Par un mémoire en défense enregistré le 22 février 2017, le préfet de la Martinique conclut au rejet de la requête. Il reprend dans les mêmes termes ses écritures présentées dans le cadre de la requête n° 16BX03616 et fait valoir en outre que :

- le recours gracieux a été régulièrement notifié aux deux titulaires de l'autorisation de construire en litige à leur adresse commune, et le déféré a également été notifié à ces deux titulaires comme en attestent les imprimés de recommandé de ces courriers. Le déféré introduit en août 2016 apparaît ainsi recevable ;

- si la commune soutient que le PPRN de la commune n'a pas correctement évalué le risque inondation sur le terrain d'assiette du projet, elle se borne à produire un relevé altimétrique effectué par un cabinet de géomètre-expert et un extrait des procès-verbaux des délibérations du conseil municipal de la commune dans lequel le classement en zone orange de la zone concernée est remis en cause ; au demeurant, l'illégalité de ce document approuvé et annexé au document d'urbanisme de la commune ne peut être invoquée par voie d'exception que dans le délai de six mois à compter de son entrée en vigueur.
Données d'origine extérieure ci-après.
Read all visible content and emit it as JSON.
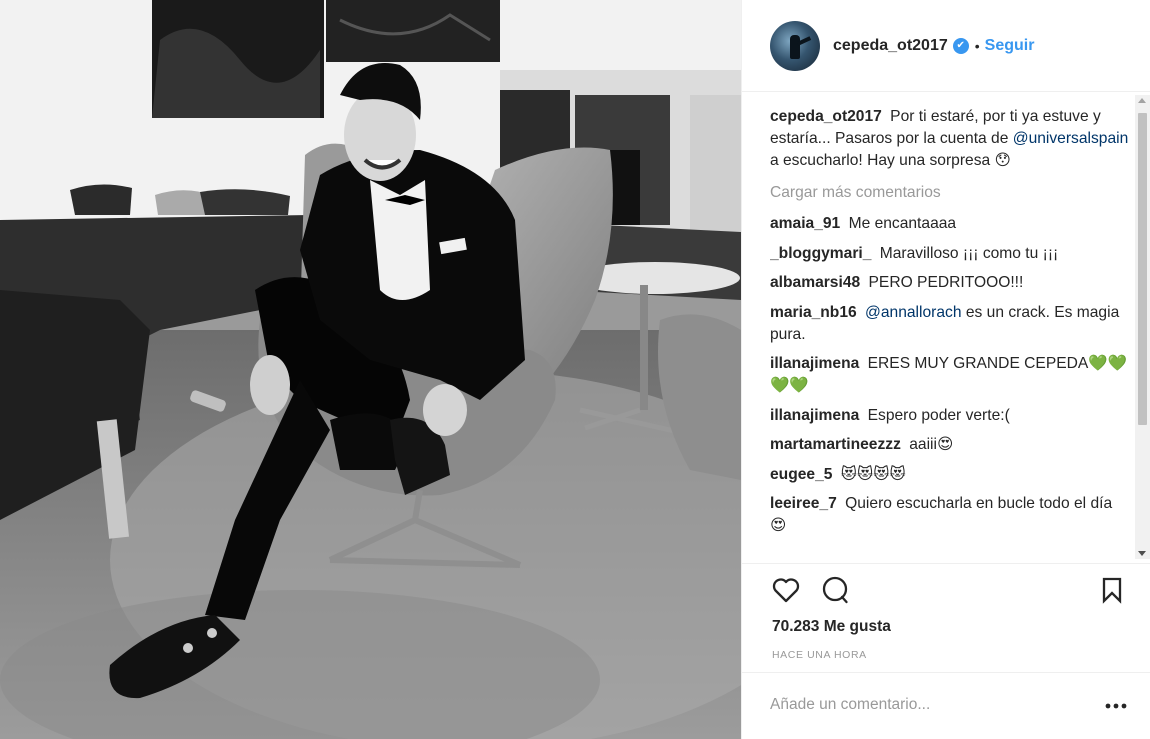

Ce moyen n'apparaît donc pas recevable. Au demeurant, la commune ne produit aucune étude hydraulique sur le secteur au soutien de son moyen tiré de l'erreur manifeste d'appréciation de 1'aléa inondation dans cette zone.

Par ordonnance du 23 mai 2018, la clôture de l'instruction a été fixée au 25 juin 2018 à 12 heures.

Vu les autres pièces des dossiers.

Vu :

- le code de l'environnement ;

- le code de l'urbanisme ;

- le code de justice administrative.

Les parties ont été régulièrement averties du jour de l'audience.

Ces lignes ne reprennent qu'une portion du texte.